Stain: Light extrinsic stains on anterior lingual surfaces
RADIOGRAPHIC STATEMENT: Exposed 4 HBWs. Generalized horizontal bone loss of 33%-40% with vertical bone loss on #12-M, #13-M and #29-M. Suspected caries on #3-M. #13 a root canal treatment is present. Overhangs noted on #4-M, #12-M, #13-M and #15-M. Pt was informed of the findings and given a copy of her x-rays on a flash drive.
Case Value: Medium
Perio status: Stage III/ Grade B
Caries risk: High due to suspected caries and CAMBRA.
During this clinical experience, I cared for a patient with a very low pain tolerance and extensive dentin exposure resulting from missing bonds and gingival recession. From the start, it became clear that traditional ultrasonic instrumentation with the Cavitron was not an option, as even light use caused significant discomfort. Local anesthetic infiltration was recommended; however, the patient declined.
To adapt to her needs, I completed full-mouth scaling using only hand instruments. Before beginning, I applied Oraqix to help manage her sensitivity and create a more comfortable experience. Despite these measures, her discomfort required that the treatment be divided into two separate appointments.

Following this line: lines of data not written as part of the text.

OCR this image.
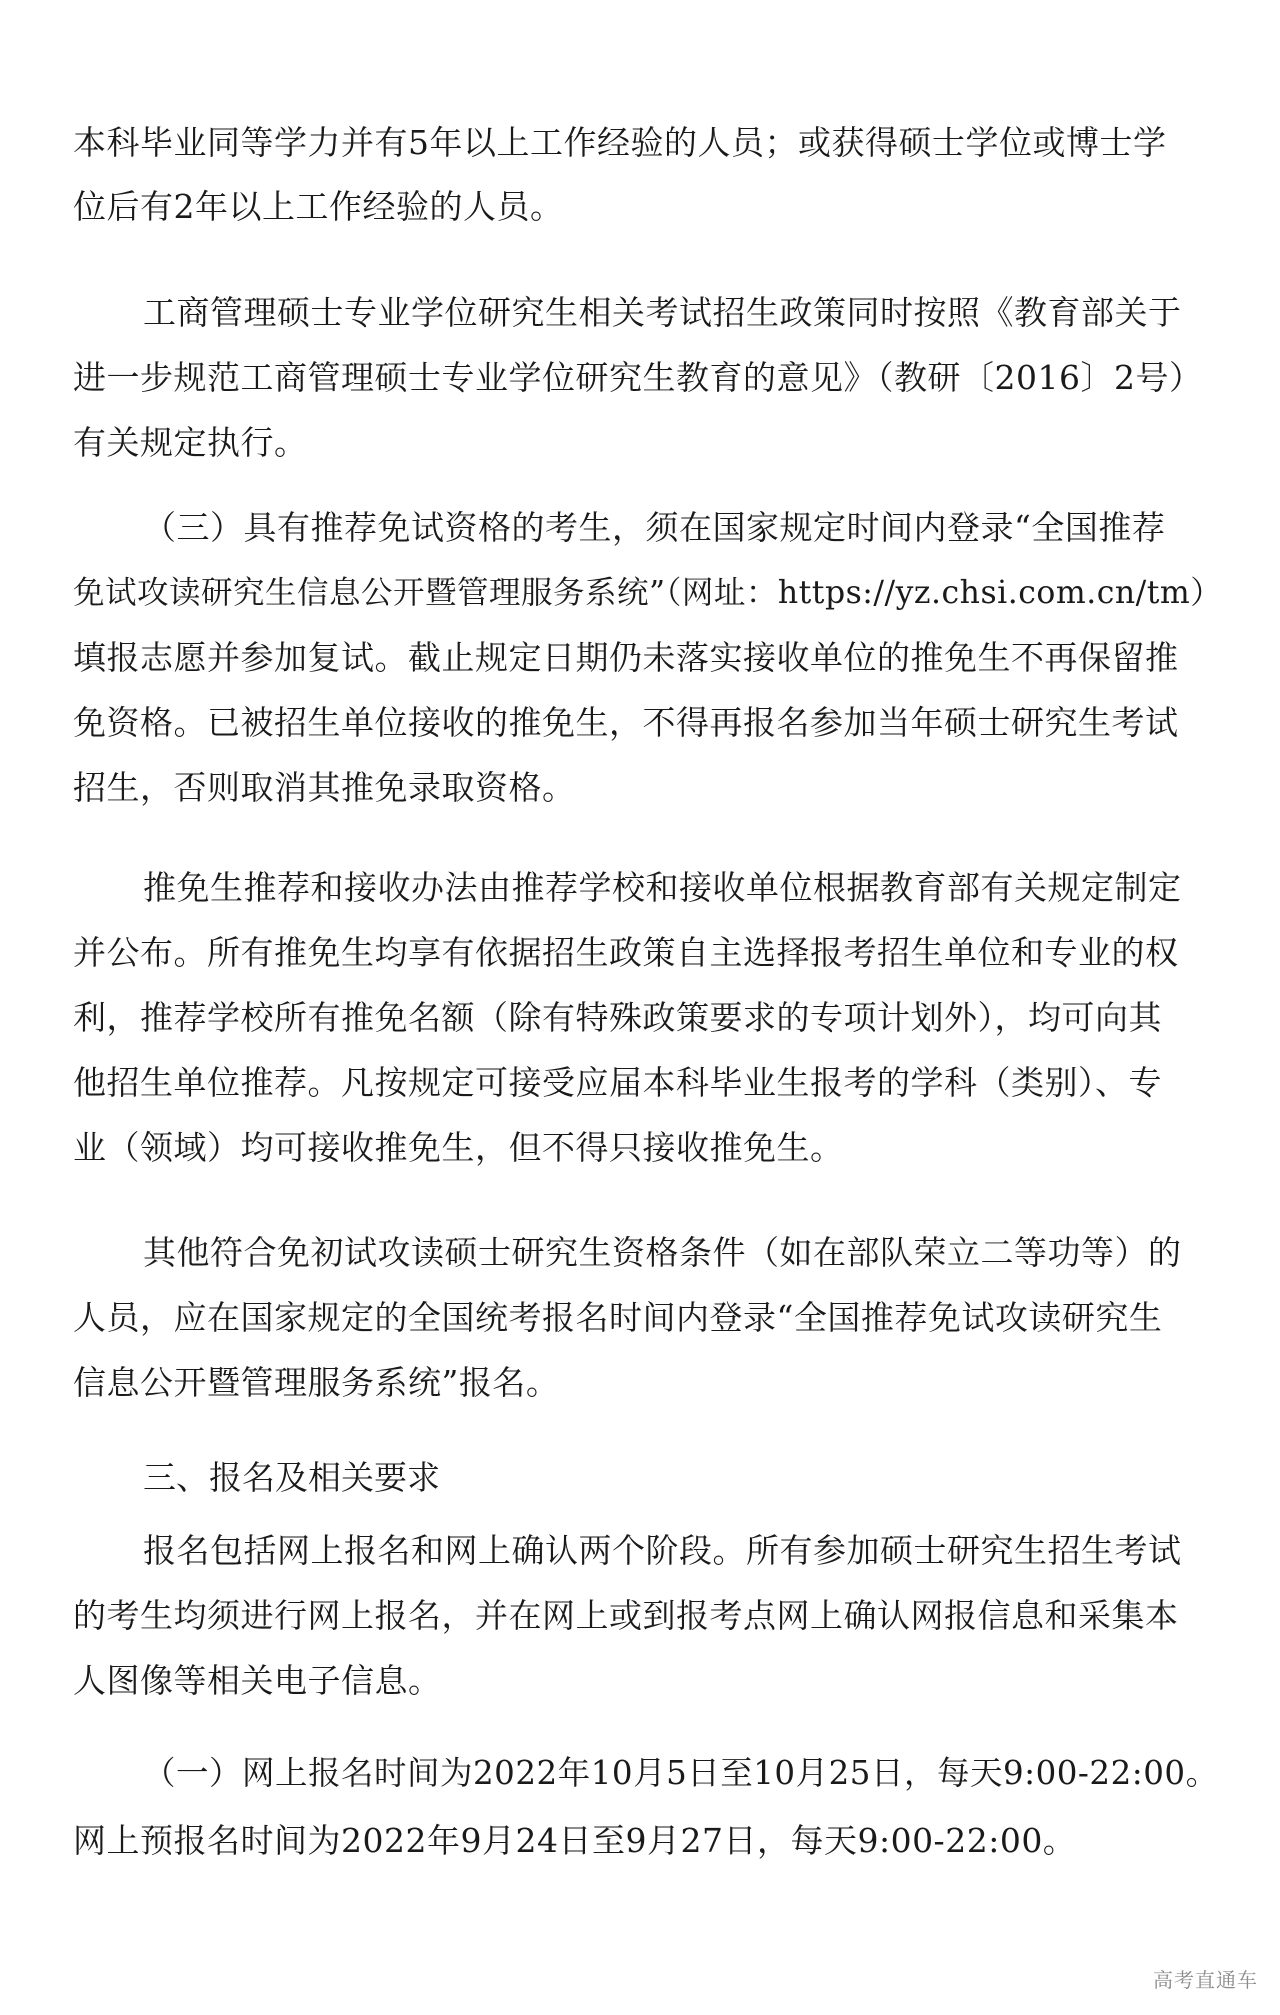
本科毕业同等学力并有5年以上工作经验的人员；或获得硕士学位或博士学

位后有2年以上工作经验的人员。

工商管理硕士专业学位研究生相关考试招生政策同时按照《教育部关于

进一步规范工商管理硕士专业学位研究生教育的意见》（教研〔2016〕2号）

有关规定执行。

（三）具有推荐免试资格的考生，须在国家规定时间内登录“全国推荐

免试攻读研究生信息公开暨管理服务系统”（网址：https://yz.chsi.com.cn/tm）

填报志愿并参加复试。截止规定日期仍未落实接收单位的推免生不再保留推

免资格。已被招生单位接收的推免生，不得再报名参加当年硕士研究生考试

招生，否则取消其推免录取资格。

推免生推荐和接收办法由推荐学校和接收单位根据教育部有关规定制定

并公布。所有推免生均享有依据招生政策自主选择报考招生单位和专业的权

利，推荐学校所有推免名额（除有特殊政策要求的专项计划外），均可向其

他招生单位推荐。凡按规定可接受应届本科毕业生报考的学科（类别）、专

业（领域）均可接收推免生，但不得只接收推免生。

其他符合免初试攻读硕士研究生资格条件（如在部队荣立二等功等）的

人员，应在国家规定的全国统考报名时间内登录“全国推荐免试攻读研究生

信息公开暨管理服务系统”报名。

三、报名及相关要求

报名包括网上报名和网上确认两个阶段。所有参加硕士研究生招生考试

的考生均须进行网上报名，并在网上或到报考点网上确认网报信息和采集本

人图像等相关电子信息。

（一）网上报名时间为2022年10月5日至10月25日，每天9:00-22:00。

网上预报名时间为2022年9月24日至9月27日，每天9:00-22:00。

高考直通车
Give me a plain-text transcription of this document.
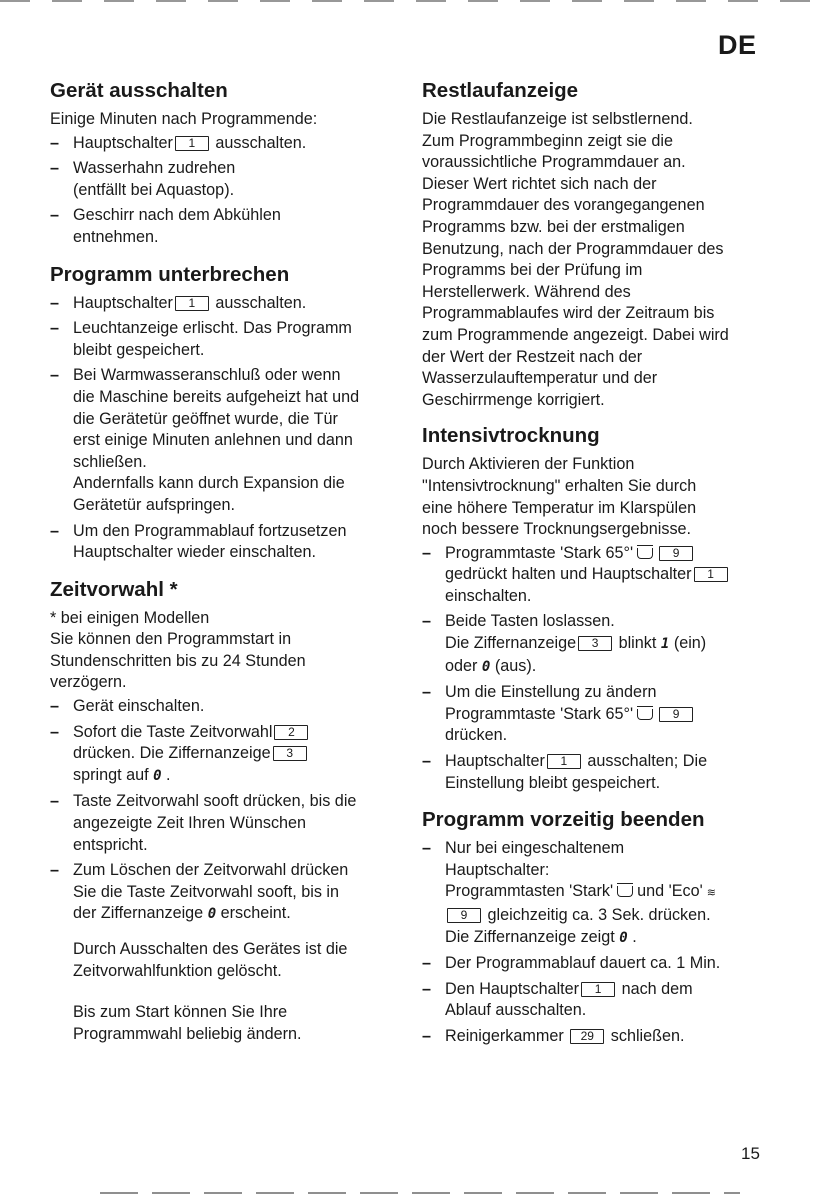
DE
Gerät ausschalten

Einige Minuten nach Programmende:

– Hauptschalter 1 ausschalten.
– Wasserhahn zudrehen
(entfällt bei Aquastop).
– Geschirr nach dem Abkühlen
entnehmen.
Programm unterbrechen
– Hauptschalter 1 ausschalten.
– Leuchtanzeige erlischt. Das Programm
bleibt gespeichert.
– Bei Warmwasseranschluß oder wenn
die Maschine bereits aufgeheizt hat und
die Gerätetür geöffnet wurde, die Tür
erst einige Minuten anlehnen und dann
schließen.
Andernfalls kann durch Expansion die
Gerätetür aufspringen.
– Um den Programmablauf fortzusetzen
Hauptschalter wieder einschalten.
Zeitvorwahl *

* bei einigen Modellen

Sie können den Programmstart in
Stundenschritten bis zu 24 Stunden
verzögern.

– Gerät einschalten.
– Sofort die Taste Zeitvorwahl 2
drücken. Die Ziffernanzeige 3
springt auf 0 .
– Taste Zeitvorwahl sooft drücken, bis die
angezeigte Zeit Ihren Wünschen
entspricht.
– Zum Löschen der Zeitvorwahl drücken
Sie die Taste Zeitvorwahl sooft, bis in
der Ziffernanzeige 0 erscheint.

Durch Ausschalten des Gerätes ist die
Zeitvorwahlfunktion gelöscht.

Bis zum Start können Sie Ihre
Programmwahl beliebig ändern.

Restlaufanzeige

Die Restlaufanzeige ist selbstlernend.
Zum Programmbeginn zeigt sie die
voraussichtliche Programmdauer an.
Dieser Wert richtet sich nach der
Programmdauer des vorangegangenen
Programms bzw. bei der erstmaligen
Benutzung, nach der Programmdauer des
Programms bei der Prüfung im
Herstellerwerk. Während des
Programmablaufes wird der Zeitraum bis
zum Programmende angezeigt. Dabei wird
der Wert der Restzeit nach der
Wasserzulauftemperatur und der
Geschirrmenge korrigiert.

Intensivtrocknung

Durch Aktivieren der Funktion
"Intensivtrocknung" erhalten Sie durch
eine höhere Temperatur im Klarspülen
noch bessere Trocknungsergebnisse.

– Programmtaste 'Stark 65°'	9
gedrückt halten und Hauptschalter 1
einschalten.
– Beide Tasten loslassen.
Die Ziffernanzeige 3 blinkt 1 (ein)
oder 0 (aus).
– Um die Einstellung zu ändern
Programmtaste 'Stark 65°'	9
drücken.
– Hauptschalter 1 ausschalten; Die
Einstellung bleibt gespeichert.
Programm vorzeitig beenden
– Nur bei eingeschaltenem
Hauptschalter:
Programmtasten 'Stark' und 'Eco' ≋
9 gleichzeitig ca. 3 Sek. drücken.
Die Ziffernanzeige zeigt 0 .
– Der Programmablauf dauert ca. 1 Min.
– Den Hauptschalter 1 nach dem
Ablauf ausschalten.
– Reinigerkammer 29 schließen.
15
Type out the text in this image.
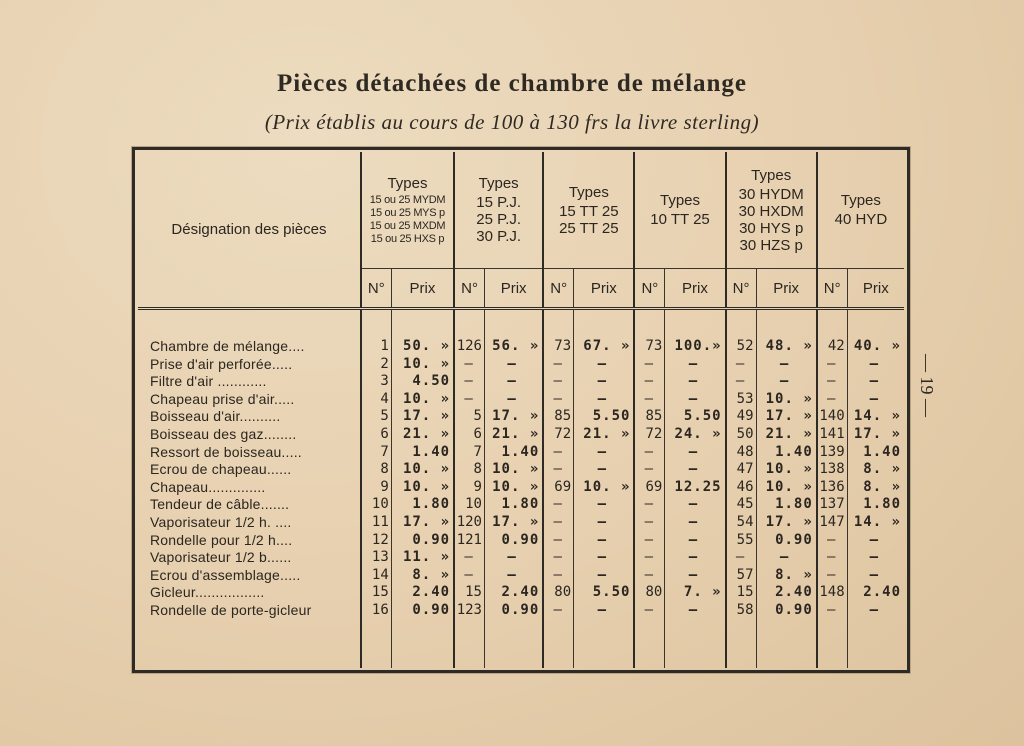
Pièces détachées de chambre de mélange
(Prix établis au cours de 100 à 130 frs la livre sterling)
Désignation des pièces	Types
15 ou 25 MYDM
15 ou 25 MYS p
15 ou 25 MXDM
15 ou 25 HXS p		Types
15 P.J.
25 P.J.
30 P.J.		Types
15 TT 25
25 TT 25		Types
10 TT 25		Types
30 HYDM
30 HXDM
30 HYS p
30 HZS p		Types
40 HYD	

	N°	Prix	N°	Prix	N°	Prix	N°	Prix	N°	Prix	N°	Prix

Chambre de mélange....	1	50. »	126	56. »	73	67. »	73	100.»	52	48. »	42	40. »
Prise d'air perforée.....	2	10. »	—	—	—	—	—	—	—	—	—	—
Filtre d'air ............	3	4.50	—	—	—	—	—	—	—	—	—	—
Chapeau prise d'air.....	4	10. »	—	—	—	—	—	—	53	10. »	—	—
Boisseau d'air..........	5	17. »	5	17. »	85	5.50	85	5.50	49	17. »	140	14. »
Boisseau des gaz........	6	21. »	6	21. »	72	21. »	72	24. »	50	21. »	141	17. »
Ressort de boisseau.....	7	1.40	7	1.40	—	—	—	—	48	1.40	139	1.40
Ecrou de chapeau......	8	10. »	8	10. »	—	—	—	—	47	10. »	138	8. »
Chapeau..............	9	10. »	9	10. »	69	10. »	69	12.25	46	10. »	136	8. »
Tendeur de câble.......	10	1.80	10	1.80	—	—	—	—	45	1.80	137	1.80
Vaporisateur 1/2 h. ....	11	17. »	120	17. »	—	—	—	—	54	17. »	147	14. »
Rondelle pour 1/2 h....	12	0.90	121	0.90	—	—	—	—	55	0.90	—	—
Vaporisateur 1/2 b......	13	11. »	—	—	—	—	—	—	—	—	—	—
Ecrou d'assemblage.....	14	8. »	—	—	—	—	—	—	57	8. »	—	—
Gicleur.................	15	2.40	15	2.40	80	5.50	80	7. »	15	2.40	148	2.40
Rondelle de porte-gicleur	16	0.90	123	0.90	—	—	—	—	58	0.90	—	—

— 19 —
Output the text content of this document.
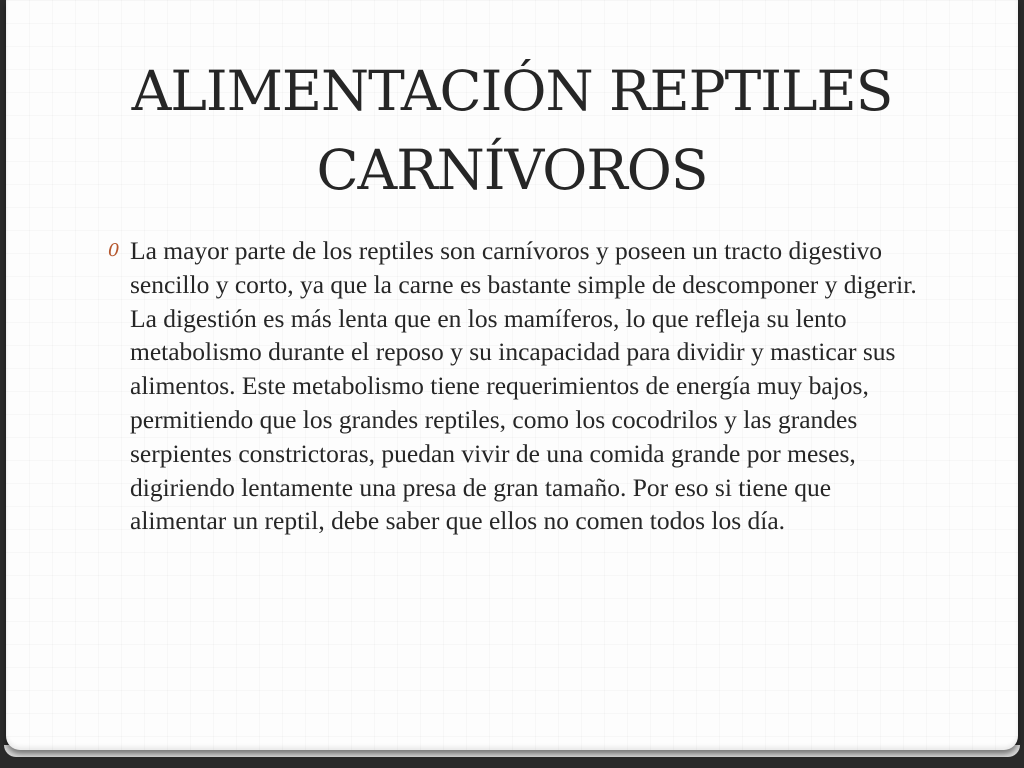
ALIMENTACIÓN REPTILES CARNÍVOROS
0 La mayor parte de los reptiles son carnívoros y poseen un tracto digestivo sencillo y corto, ya que la carne es bastante simple de descomponer y digerir. La digestión es más lenta que en los mamíferos, lo que refleja su lento metabolismo durante el reposo y su incapacidad para dividir y masticar sus alimentos. Este metabolismo tiene requerimientos de energía muy bajos, permitiendo que los grandes reptiles, como los cocodrilos y las grandes serpientes constrictoras, puedan vivir de una comida grande por meses, digiriendo lentamente una presa de gran tamaño. Por eso si tiene que alimentar un reptil, debe saber que ellos no comen todos los día.
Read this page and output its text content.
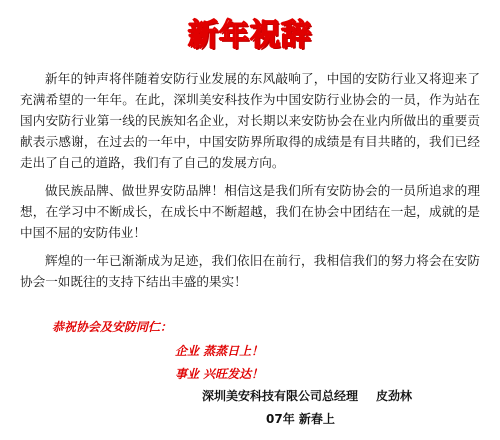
新年祝辞

新年的钟声将伴随着安防行业发展的东风敲响了，中国的安防行业又将迎来了充满希望的一年年。在此，深圳美安科技作为中国安防行业协会的一员，作为站在国内安防行业第一线的民族知名企业，对长期以来安防协会在业内所做出的重要贡献表示感谢，在过去的一年中，中国安防界所取得的成绩是有目共睹的，我们已经走出了自己的道路，我们有了自己的发展方向。

做民族品牌、做世界安防品牌！相信这是我们所有安防协会的一员所追求的理想，在学习中不断成长，在成长中不断超越，我们在协会中团结在一起，成就的是中国不屈的安防伟业！

辉煌的一年已渐渐成为足迹，我们依旧在前行，我相信我们的努力将会在安防协会一如既往的支持下结出丰盛的果实！

恭祝协会及安防同仁：
企业 蒸蒸日上！
事业 兴旺发达！
深圳美安科技有限公司总经理 皮劲林
07年 新春上
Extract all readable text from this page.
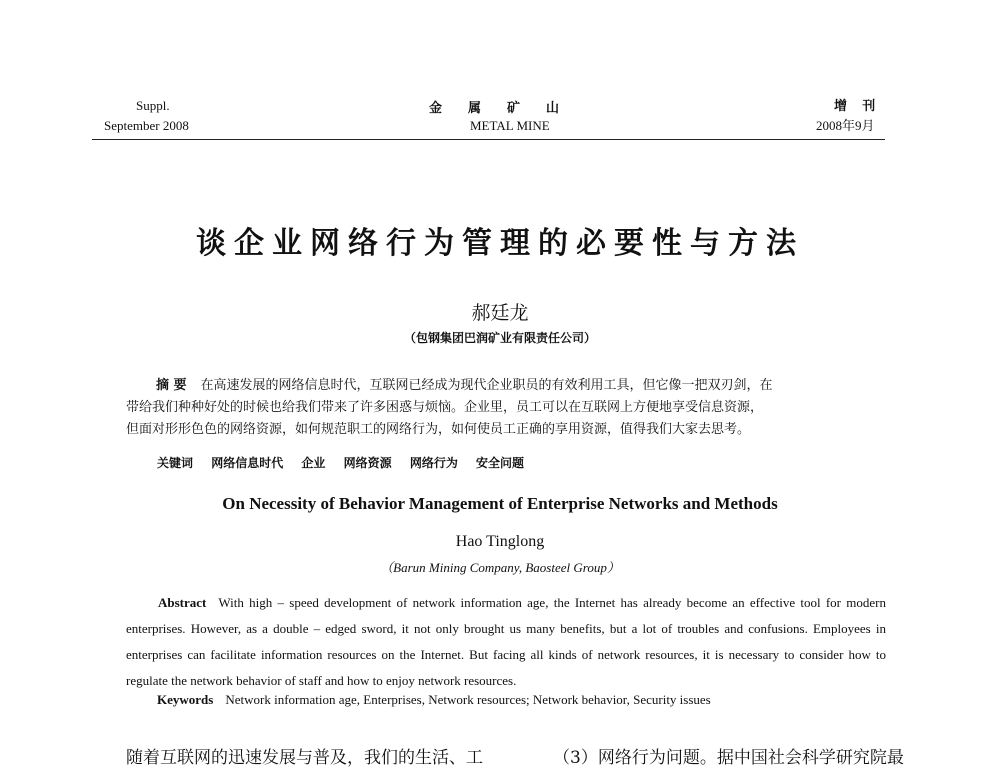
Suppl.
September 2008
金属矿山
METAL MINE
增 刊
2008年9月
谈企业网络行为管理的必要性与方法
郝廷龙
（包钢集团巴润矿业有限责任公司）

摘 要 在高速发展的网络信息时代，互联网已经成为现代企业职员的有效利用工具，但它像一把双刃剑，在

带给我们种种好处的时候也给我们带来了许多困惑与烦恼。企业里，员工可以在互联网上方便地享受信息资源，

但面对形形色色的网络资源，如何规范职工的网络行为，如何使员工正确的享用资源，值得我们大家去思考。

关键词 网络信息时代 企业 网络资源 网络行为 安全问题
On Necessity of Behavior Management of Enterprise Networks and Methods
Hao Tinglong
（Barun Mining Company, Baosteel Group）
Abstract With high – speed development of network information age, the Internet has already become an effective tool for modern enterprises. However, as a double – edged sword, it not only brought us many benefits, but a lot of troubles and confusions. Employees in enterprises can facilitate information resources on the Internet. But facing all kinds of network resources, it is necessary to consider how to regulate the network behavior of staff and how to enjoy network resources.
Keywords Network information age, Enterprises, Network resources; Network behavior, Security issues
随着互联网的迅速发展与普及，我们的生活、工	（3）网络行为问题。据中国社会科学研究院最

Throughout both visits, I was mindful to work efficiently but gently, using careful, controlled strokes to minimize any potential pain while still ensuring thorough debridement. This experience emphasized the importance of flexibility in treatment planning, patient-centered care, and the ability to adjust clinical techniques based on individual patient needs. It also strengthened my confidence in hand instrumentation skills and reinforced the value of building trust and communication with anxious or sensitive patients.
REFLECTION:
These experiences taught me the importance of tailoring my approach to meet each patient’s unique needs. It reinforced my ability to stay flexible under challenging circumstances and highlighted the value of patience, empathy, and careful communication. Moving forward, I will continue to prioritize patient comfort by thoroughly assessing sensitivity levels beforehand and adapting my instrumentation techniques as needed. These cases strengthened my hand scaling skills and boosted my confidence in managing patients with high levels of anxiety or discomfort, which I believe will be invaluable in my future practice as a dental hygienist. I now understand even more clearly that effective dental hygiene care isn’t just clinical skills – it’s also about empathy, communication, and truly listening to the patient’s needs. I know these experiences will shape how I approach future patients, especially those who are anxious or sensitive.